In the 1990s, anti-cultists lost crucial court cases in the United States. They survived thanks to the support of some governments and several media.
by Massimo Introvigne
In the United States, the golden years of the anti-cult movement ended in the early 1990s. In 1990, the U.S. District Court for the Northern District of California ruled in the case United States v. Fishman that the theory of brainwashing as applied to “cults […] did not represent a meaningful scientific concept,” and “theories regarding the coercive persuasion practiced by religious cults are not sufficiently established to be admitted as evidence in federal courts of law.”
After Fishman, it became more difficult for anti-cult activists and “cultic studies” scholars to be accepted in U.S. federal courts as expert witnesses on “cults” and “brainwashing,” which eventually created problems for them in state courts as well. Deprogrammers found still less tolerance, even in local courts. The Fishman ruling did not spell out the definitive end of the use in U.S. courts of anti-cult theories. However, it made life for anti-cultists much more difficult.
In 1995, deprogrammer Rick Ross was involved in a civil trial after he had unsuccessfully tried to deprogram Jason Scott, a member of the United Pentecostal Church, a 5-million strong Christian denomination few would regard as either a “cult” or a new religious movement. Scott was supported by lawyers and detectives from the Church of Scientology, who demonstrated that his mother had been referred to Ross by the Cult Awareness Network (CAN), at that time the largest American anti-cult organization. The latter was sentenced to pay millions of dollars in damages by the United States Court of Appeals for the Ninth Circuit in 1998, and went bankrupt. CAN’s name and assets were purchased by a Scientology-related group, which allowed sociologist Anson D. Shupe and his team free access to the CAN archives, where they found evidence of several illegal activities.
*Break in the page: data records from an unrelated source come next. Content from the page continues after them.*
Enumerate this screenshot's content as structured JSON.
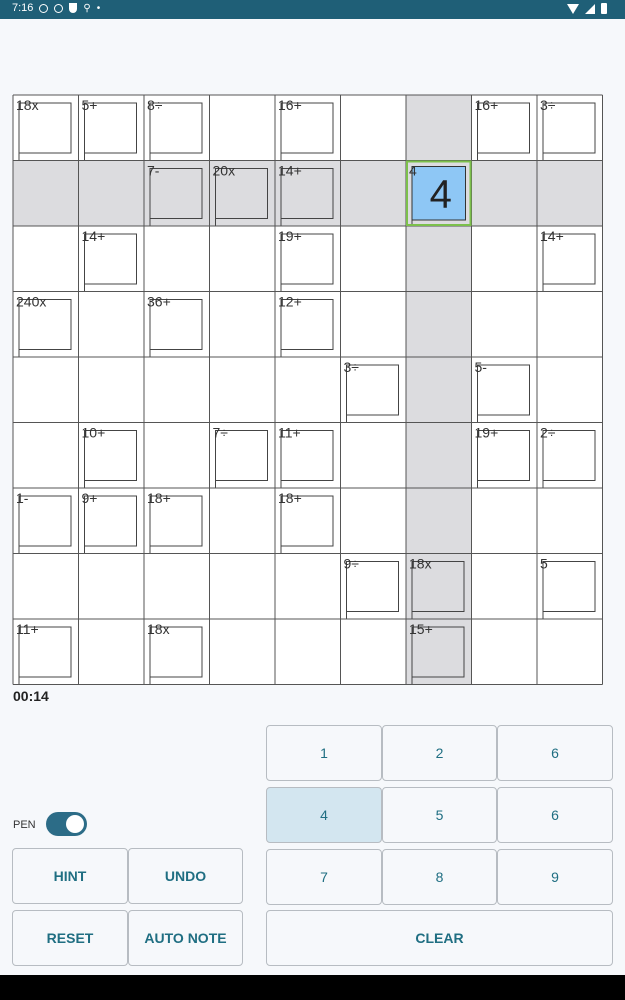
{
  "status_bar": {
    "time": "7:16",
    "left_icons": [
      "info-icon",
      "block-icon",
      "shield-icon",
      "mic-icon",
      "dot-icon"
    ],
    "right_icons": [
      "wifi-icon",
      "signal-icon",
      "battery-icon"
    ],
    "dot": "•"
  },
  "puzzle": {
    "size": 9,
    "selected_cell": {
      "row": 1,
      "col": 6
    },
    "highlighted_row": 1,
    "highlighted_col": 6,
    "cages": [
      {
        "label": "18x",
        "row": 0,
        "col": 0
      },
      {
        "label": "5+",
        "row": 0,
        "col": 1
      },
      {
        "label": "8÷",
        "row": 0,
        "col": 2
      },
      {
        "label": "16+",
        "row": 0,
        "col": 4
      },
      {
        "label": "16+",
        "row": 0,
        "col": 7
      },
      {
        "label": "3÷",
        "row": 0,
        "col": 8
      },
      {
        "label": "7-",
        "row": 1,
        "col": 2
      },
      {
        "label": "20x",
        "row": 1,
        "col": 3
      },
      {
        "label": "14+",
        "row": 1,
        "col": 4
      },
      {
        "label": "4",
        "row": 1,
        "col": 6
      },
      {
        "label": "14+",
        "row": 2,
        "col": 1
      },
      {
        "label": "19+",
        "row": 2,
        "col": 4
      },
      {
        "label": "14+",
        "row": 2,
        "col": 8
      },
      {
        "label": "240x",
        "row": 3,
        "col": 0
      },
      {
        "label": "36+",
        "row": 3,
        "col": 2
      },
      {
        "label": "12+",
        "row": 3,
        "col": 4
      },
      {
        "label": "3÷",
        "row": 4,
        "col": 5
      },
      {
        "label": "5-",
        "row": 4,
        "col": 7
      },
      {
        "label": "10+",
        "row": 5,
        "col": 1
      },
      {
        "label": "7÷",
        "row": 5,
        "col": 3
      },
      {
        "label": "11+",
        "row": 5,
        "col": 4
      },
      {
        "label": "19+",
        "row": 5,
        "col": 7
      },
      {
        "label": "2÷",
        "row": 5,
        "col": 8
      },
      {
        "label": "1-",
        "row": 6,
        "col": 0
      },
      {
        "label": "9+",
        "row": 6,
        "col": 1
      },
      {
        "label": "18+",
        "row": 6,
        "col": 2
      },
      {
        "label": "18+",
        "row": 6,
        "col": 4
      },
      {
        "label": "9÷",
        "row": 7,
        "col": 5
      },
      {
        "label": "18x",
        "row": 7,
        "col": 6
      },
      {
        "label": "5",
        "row": 7,
        "col": 8
      },
      {
        "label": "11+",
        "row": 8,
        "col": 0
      },
      {
        "label": "18x",
        "row": 8,
        "col": 2
      },
      {
        "label": "15+",
        "row": 8,
        "col": 6
      }
    ],
    "values": [
      {
        "row": 1,
        "col": 6,
        "value": "4"
      }
    ]
  },
  "timer": "00:14",
  "pen": {
    "label": "PEN",
    "on": true
  },
  "buttons": {
    "hint": "HINT",
    "undo": "UNDO",
    "reset": "RESET",
    "auto_note": "AUTO NOTE",
    "clear": "CLEAR"
  },
  "number_pad": [
    "1",
    "2",
    "6",
    "4",
    "5",
    "6",
    "7",
    "8",
    "9"
  ],
  "number_pad_selected": "4",
  "colors": {
    "status_bar": "#1f5f77",
    "accent": "#2c6c87",
    "button_text": "#1f6e82",
    "highlight_gray": "#dcdcdf",
    "selected_cell": "#8ec7f5",
    "selected_border": "#7cc04b"
  }
}
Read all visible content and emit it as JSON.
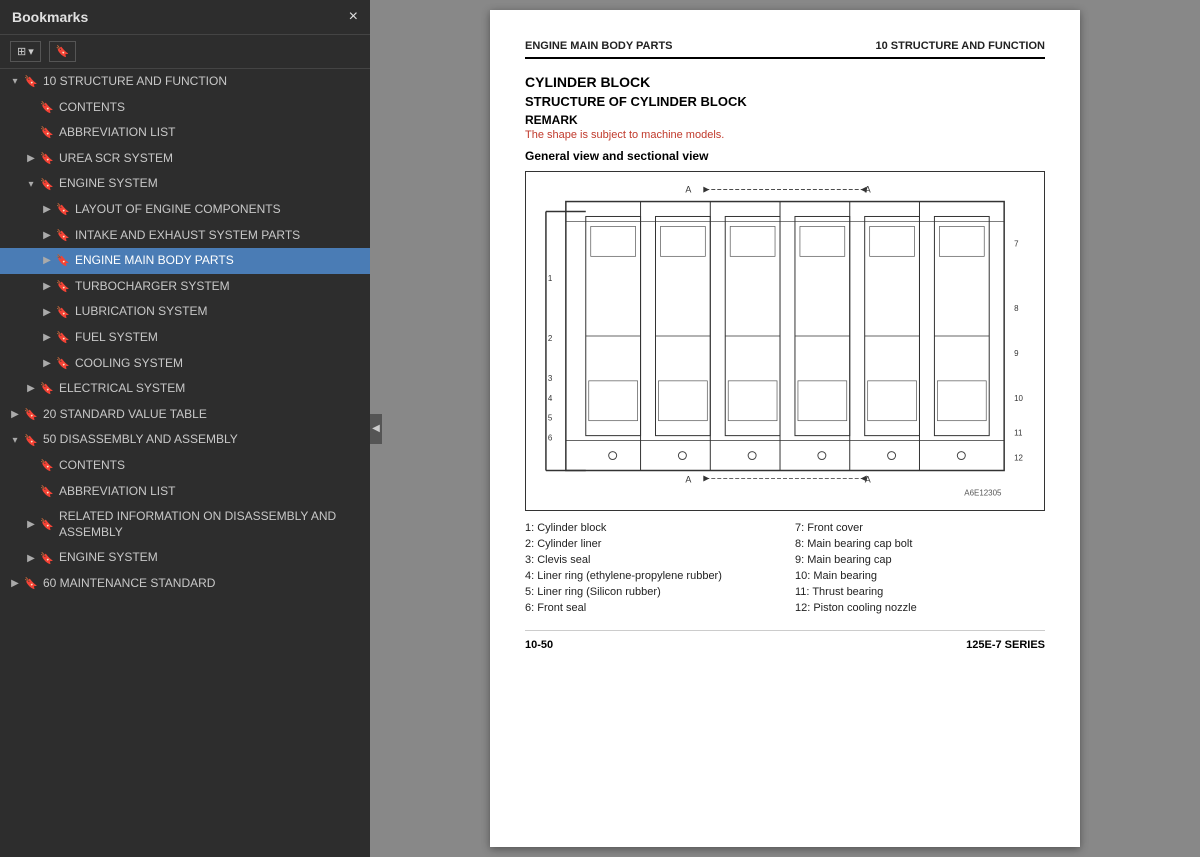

The possibility of the American anti-cult movement to influence legislation and determine through its expert witnesses the outcome of court cases involving “cults” was greatly reduced, if not destroyed, by the setbacks it suffered in the Fishman and Scott trials.
However, the anti-cult movement did not disappear. Its defeats in American courts had only a limited influence in other countries. As previously mentioned in this series, both in democratic countries such as France and Belgium (as well as in some states of Germany) and non-democratic countries such as Russia and China, variations of the anti-cult ideology were officially adopted by the governments, and anti-cultism was financially supported by the states, a situation that continues to this day.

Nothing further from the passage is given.